Nigeria–Trinidad and Tobago relations
- Nigeria: Trinidad and Tobago

= Nigeria–Trinidad and Tobago relations =

Nigeria–Trinidad and Tobago relations are bilateral relations between Nigeria and Trinidad and Tobago. Trinidad and Tobago has a high commission in Abuja and Nigeria has a high commission in Port of Spain. The high commission in Port of Spain is concurrently accredited to Barbados, Dominica, Grenada, Guyana, and Suriname, while the high commission in Abuja is concurrently accredited to Algeria, Cameroon, Côte d'Ivoire, Democratic Republic of Congo, Ethiopia, Ghana, Guinea, Kenya, Liberia, Nigeria, Senegal, Sierra Leone, Tanzania, and Uganda.
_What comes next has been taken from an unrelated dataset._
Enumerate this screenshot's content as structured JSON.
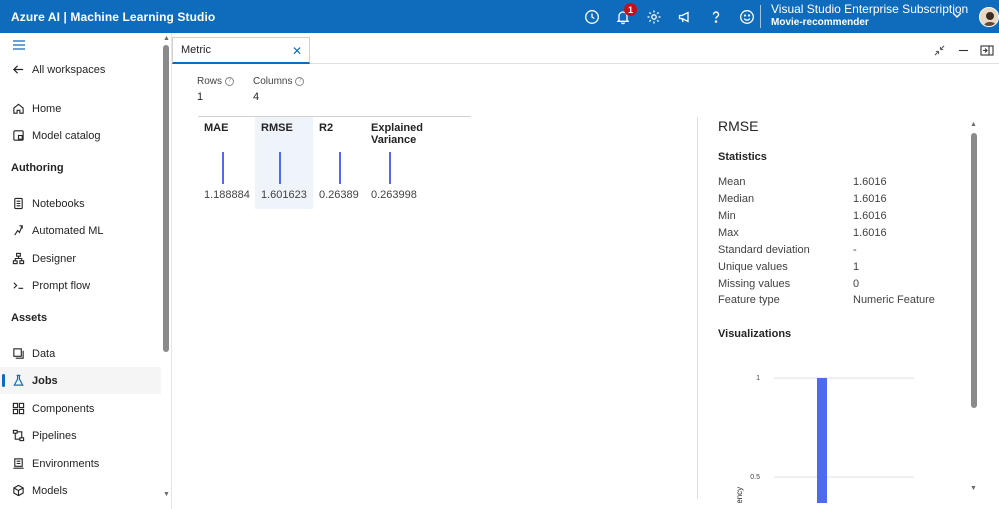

Currently, the high commissioner in Port of Spain is Abubakar Danlami Ibrahim, while the high commissioner in Abuja is Wendell De Landro.

==History==
The two nations established bilateral relations on 6 October 1970 when Edwin Ogbu was accredited as the first Nigerian high commissioner to Trinidad and Tobago. However, their shared heritage dates back much further than that. They both achieved independence from the United Kingdom in the early 1960s, and both countries are members of the Commonwealth of Nations. In recent years, the two countries have announced efforts to increase cooperation in areas such as trade and law.